Unite general secretary Len McCluskey spoke on Friday (October 25) at the launch of a new biography of renowned Scottish trade unionist and politician Jimmy Reid, entitled Jimmy Reid: A Clyde-built Man.

 

Dozens of people attended, including many of Reid’s family and trade union colleagues, at today’s launch in Glasgow. The following comment is an edited version of Len McCluskey’s speech:

 

Jimmy was a giant of our movement.

 

He was the definition of a working class hero.

 

As a young shop steward on the Liverpool Docks, I remember Jimmy coming to address us during the Upper Clyde Shipbuilders’ work-in.

 

He lifted our spirits for our own struggles, by his words and his example. And I vividly remember the image of this passionate advocate, with that wonderful accent, making the hair on my neck stand up.

 

Through his radical thinking; his strength in the conduct of industrial battles and his political analysis of Britain during his lifetime; Jimmy Reid displayed his dearly held principles of equality, dignity, humanity and social justice.

 

He believed that a better society could be achieved if people were willing to fight for it.

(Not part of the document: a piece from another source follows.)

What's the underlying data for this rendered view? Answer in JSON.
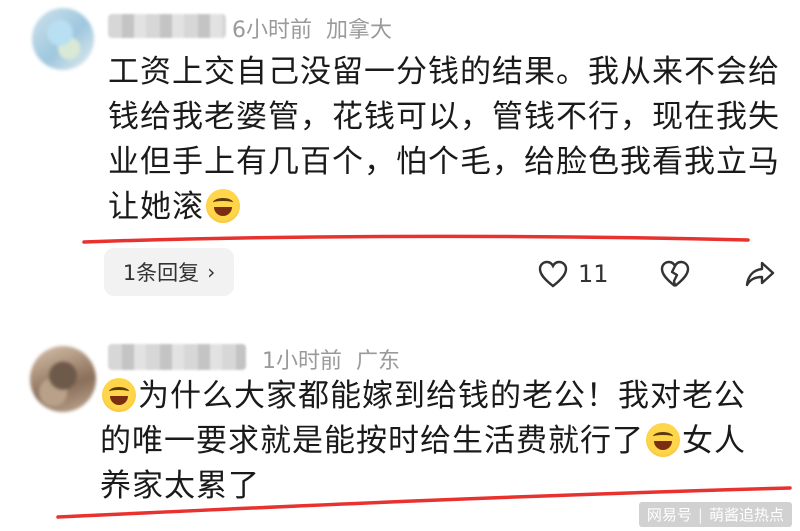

It is a belief I have always shared.

 

Jimmy said – at the time of the UCS work-in – “We are taking over the yards because we refuse to accept that faceless men can make these decisions”.

 

A few years back I was extremely proud to give the annual address held by the Jimmy Reid Foundation, established to promote and continue the radical thinking Jimmy was famous for.

 

I announced then that I would make available the text of Jimmy’s famous Rectoral Address to Glasgow University to every Unite member – encouraging all of our activists to read it and learn from it.

 

His lecture was compared at the time to the Gettysburg Address.  It was an appeal for us all to let our common humanity – not self-advancement – determine our world.  As you will know he said “We are not rats”. “A rat race is for rats. We are not rats”.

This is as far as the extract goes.